This showed that you can stack networks up and have the outputs of one layer feed into the next until you reach the output layer. This is called Forward Propagation. Although I mentioned deep-learning in the title this really isn't an example yet, it's more like a multilayer perceptron, but it's deeper than two-layers, anyway.

Maximum Likelihood

What is this about?

We want a way to train our neural network based on the data we have - how do we do this? One way is to use maximum likelihood where we give weights based on the past occurrences for each score.

Yeah, okay, but how do you do this?

First, remember that our probability for any point being 0 or 1 is based on the sigmoid.

\[ \hat{y} = \sigma(Wx+b) \]

Where \(\hat{y}\) is the probability that a point is non-negative.

So we can take the product of the sigmoid of all the points in our data set and find the probability that any point is a 1. If we were to find a model that maximized this probability, we would have a model that separated our categories - this is the Maximum Likelihood Model.

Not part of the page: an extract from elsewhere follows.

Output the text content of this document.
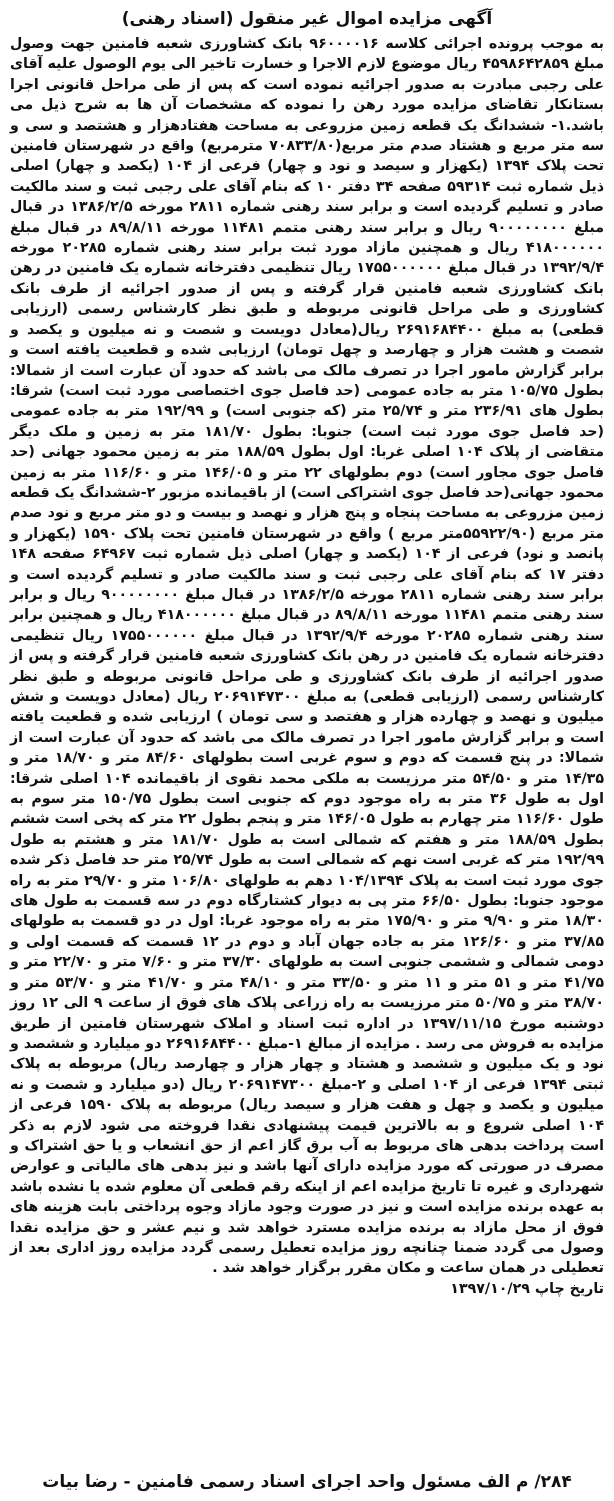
آگهی مزایده اموال غیر منقول (اسناد رهنی)

به موجب پرونده اجرائی کلاسه ۹۶۰۰۰۰۱۶ بانک کشاورزی شعبه فامنین جهت وصول مبلغ ۴۵۹۸۶۴۲۸۵۹ ریال موضوع لازم الاجرا و خسارت تاخیر الی یوم الوصول علیه آقای علی رجبی مبادرت به صدور اجرائیه نموده است که پس از طی مراحل قانونی اجرا بستانکار تقاضای مزایده مورد رهن را نموده که مشخصات آن ها به شرح ذیل می باشد.۱- ششدانگ یک قطعه زمین مزروعی به مساحت هفتادهزار و هشتصد و سی و سه متر مربع و هشتاد صدم متر مربع(۷۰۸۳۳/۸۰ مترمربع) واقع در شهرستان فامنین تحت پلاک ۱۳۹۴ (یکهزار و سیصد و نود و چهار) فرعی از ۱۰۴ (یکصد و چهار) اصلی ذیل شماره ثبت ۵۹۳۱۴ صفحه ۳۴ دفتر ۱۰ که بنام آقای علی رجبی ثبت و سند مالکیت صادر و تسلیم گردیده است و برابر سند رهنی شماره ۲۸۱۱ مورخه ۱۳۸۶/۲/۵ در قبال مبلغ ۹۰۰۰۰۰۰۰۰ ریال و برابر سند رهنی متمم ۱۱۴۸۱ مورخه ۸۹/۸/۱۱ در قبال مبلغ ۴۱۸۰۰۰۰۰۰ ریال و همچنین مازاد مورد ثبت برابر سند رهنی شماره ۲۰۲۸۵ مورخه ۱۳۹۲/۹/۴ در قبال مبلغ ۱۷۵۵۰۰۰۰۰۰ ریال تنظیمی دفترخانه شماره یک فامنین در رهن بانک کشاورزی شعبه فامنین قرار گرفته و پس از صدور اجرائیه از طرف بانک کشاورزی و طی مراحل قانونی مربوطه و طبق نظر کارشناس رسمی (ارزیابی قطعی) به مبلغ ۲۶۹۱۶۸۴۴۰۰ ریال(معادل دویست و شصت و نه میلیون و یکصد و شصت و هشت هزار و چهارصد و چهل تومان) ارزیابی شده و قطعیت یافته است و برابر گزارش مامور اجرا در تصرف مالک می باشد که حدود آن عبارت است از شمالا: بطول ۱۰۵/۷۵ متر به جاده عمومی (حد فاصل جوی اختصاصی مورد ثبت است) شرقا: بطول های ۲۳۶/۹۱ متر و ۲۵/۷۴ متر (که جنوبی است) و ۱۹۲/۹۹ متر به جاده عمومی (حد فاصل جوی مورد ثبت است) جنوبا: بطول ۱۸۱/۷۰ متر به زمین و ملک دیگر متقاضی از پلاک ۱۰۴ اصلی غربا: اول بطول ۱۸۸/۵۹ متر به زمین محمود جهانی (حد فاصل جوی مجاور است) دوم بطولهای ۲۲ متر و ۱۴۶/۰۵ متر و ۱۱۶/۶۰ متر به زمین محمود جهانی(حد فاصل جوی اشتراکی است) از باقیمانده مزبور ۲-ششدانگ یک قطعه زمین مزروعی به مساحت پنجاه و پنج هزار و نهصد و بیست و دو متر مربع و نود صدم متر مربع (۵۵۹۲۲/۹۰متر مربع ) واقع در شهرستان فامنین تحت پلاک ۱۵۹۰ (یکهزار و پانصد و نود) فرعی از ۱۰۴ (یکصد و چهار) اصلی ذیل شماره ثبت ۶۴۹۶۷ صفحه ۱۴۸ دفتر ۱۷ که بنام آقای علی رجبی ثبت و سند مالکیت صادر و تسلیم گردیده است و برابر سند رهنی شماره ۲۸۱۱ مورخه ۱۳۸۶/۲/۵ در قبال مبلغ ۹۰۰۰۰۰۰۰۰ ریال و برابر سند رهنی متمم ۱۱۴۸۱ مورخه ۸۹/۸/۱۱ در قبال مبلغ ۴۱۸۰۰۰۰۰۰ ریال و همچنین برابر سند رهنی شماره ۲۰۲۸۵ مورخه ۱۳۹۲/۹/۴ در قبال مبلغ ۱۷۵۵۰۰۰۰۰۰ ریال تنظیمی دفترخانه شماره یک فامنین در رهن بانک کشاورزی شعبه فامنین قرار گرفته و پس از صدور اجرائیه از طرف بانک کشاورزی و طی مراحل قانونی مربوطه و طبق نظر کارشناس رسمی (ارزیابی قطعی) به مبلغ ۲۰۶۹۱۴۷۳۰۰ ریال (معادل دویست و شش میلیون و نهصد و چهارده هزار و هفتصد و سی تومان ) ارزیابی شده و قطعیت یافته است و برابر گزارش مامور اجرا در تصرف مالک می باشد که حدود آن عبارت است از شمالا: در پنج قسمت که دوم و سوم غربی است بطولهای ۸۴/۶۰ متر و ۱۸/۷۰ متر و ۱۴/۳۵ متر و ۵۴/۵۰ متر مرزیست به ملکی محمد نقوی از باقیمانده ۱۰۴ اصلی شرقا: اول به طول ۳۶ متر به راه موجود دوم که جنوبی است بطول ۱۵۰/۷۵ متر سوم به طول ۱۱۶/۶۰ متر چهارم به طول ۱۴۶/۰۵ متر و پنجم بطول ۲۲ متر که پخی است ششم بطول ۱۸۸/۵۹ متر و هفتم که شمالی است به طول ۱۸۱/۷۰ متر و هشتم به طول ۱۹۲/۹۹ متر که غربی است نهم که شمالی است به طول ۲۵/۷۴ متر حد فاصل ذکر شده جوی مورد ثبت است به پلاک ۱۰۴/۱۳۹۴ دهم به طولهای ۱۰۶/۸۰ متر و ۲۹/۷۰ متر به راه موجود جنوبا: بطول ۶۶/۵۰ متر پی به دیوار کشتارگاه دوم در سه قسمت به طول های ۱۸/۳۰ متر و ۹/۹۰ متر و ۱۷۵/۹۰ متر به راه موجود غربا: اول در دو قسمت به طولهای ۳۷/۸۵ متر و ۱۲۶/۶۰ متر به جاده جهان آباد و دوم در ۱۲ قسمت که قسمت اولی و دومی شمالی و ششمی جنوبی است به طولهای ۳۷/۳۰ متر و ۷/۶۰ متر و ۲۲/۷۰ متر و ۴۱/۷۵ متر و ۵۱ متر و ۱۱ متر و ۳۳/۵۰ متر و ۴۸/۱۰ متر و ۴۱/۷۰ متر و ۵۳/۷۰ متر و ۳۸/۷۰ متر و ۵۰/۷۵ متر مرزیست به راه زراعی پلاک های فوق از ساعت ۹ الی ۱۲ روز دوشنبه مورخ ۱۳۹۷/۱۱/۱۵ در اداره ثبت اسناد و املاک شهرستان فامنین از طریق مزایده به فروش می رسد . مزایده از مبالغ ۱-مبلغ ۲۶۹۱۶۸۴۴۰۰ دو میلیارد و ششصد و نود و یک میلیون و ششصد و هشتاد و چهار هزار و چهارصد ریال) مربوطه به پلاک ثبتی ۱۳۹۴ فرعی از ۱۰۴ اصلی و ۲-مبلغ ۲۰۶۹۱۴۷۳۰۰ ریال (دو میلیارد و شصت و نه میلیون و یکصد و چهل و هفت هزار و سیصد ریال) مربوطه به پلاک ۱۵۹۰ فرعی از ۱۰۴ اصلی شروع و به بالاترین قیمت پیشنهادی نقدا فروخته می شود لازم به ذکر است پرداخت بدهی های مربوط به آب برق گاز اعم از حق انشعاب و یا حق اشتراک و مصرف در صورتی که مورد مزایده دارای آنها باشد و نیز بدهی های مالیاتی و عوارض شهرداری و غیره تا تاریخ مزایده اعم از اینکه رقم قطعی آن معلوم شده یا نشده باشد به عهده برنده مزایده است و نیز در صورت وجود مازاد وجوه پرداختی بابت هزینه های فوق از محل مازاد به برنده مزایده مسترد خواهد شد و نیم عشر و حق مزایده نقدا وصول می گردد ضمنا چنانچه روز مزایده تعطیل رسمی گردد مزایده روز اداری بعد از تعطیلی در همان ساعت و مکان مقرر برگزار خواهد شد .

تاریخ چاپ ۱۳۹۷/۱۰/۲۹
۲۸۴/ م الف مسئول واحد اجرای اسناد رسمی فامنین - رضا بیات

To be more specific, we calculate \(\hat{y}\) for all of our training set points and multiply them to get the total probability (multiplication is an AND operation - \(p(a) \land p(b) \land p(c) = p(a) \times p(b) \time p(c)\)) then we adjust our moder to maximize this probability.

The Problem With Products

Each of our probablilities is less than 1, so the more of them you have, the smaller their product will become. What we want to do is use addition - which is where the logarithm comes in.

\[ p(a) * p(b) * p(c) = \log(a) + \log p(b) + \log p(4) \]

Cross Entropy

Our logarithms give us the values that we want to maximize, but another way to look at is as "we want to minimize the error". We can do this by using the negatives of the logarithms to find the error and trying to minimize their sums.

\[ \textit{cross entropy} = -\log p(a) - \log p(b) - \log p(4) \]

More generally:

\[ \textit{Cross Entropy} = -\sum_{i=1}^m y_i \ln(p_i) + (1 - y_i)\ln(1-p_i) \]

Where y is vector of 1's and 0's. When y is 0, the left term is 0 and when y is 1 the right term is 0 so it works as sort of a conditional to choose which term to use.

Okay, but how do we implement this?

Write a function that takes as input two lists Y, P, and returns the float corresponding to their cross-entropy.

import numpy
def cross_entropy(Y, P):
    """calculates the cross entropy of two lists

    Args:
     Y: lists of 1s and 0s
     P: lists of probabilities that Y is 1
    Returns:
     cross-entropy: the cross entropy of the two lists
    """
    Y = numpy.array(Y)
    not_Y = 1 - Y    
    P = numpy.array(P)
    not_P = 1 - P
    return -(Y * numpy.log(P) + not_Y * numpy.log(not_P)).sum()
Y=[1,0,1,1] 
P=[0.4, 0.6, 0.1, 0.5]
expected =  4.8283137373
entropy = cross_entropy(Y, P)
print(entropy)
assert abs(entropy - expected) < 0.1**5
4.828313737302301

One-Hot Encoding

Table of Contents

The Problem

We are dealing with categories - Duck, Beaver, and Walrus - but our classifier works with numbers, what do we do?

One Solution

one-hot encoding, in this context, means taking each of our classifications and creating a column for it and putting a 1 in the row if it matches the column and a 0 otherwise.

Sighting Duck Beaver Walrus
0 1 0 0
1 0 1 0
2 1 0 0
3 0 0 1
4 0 1 0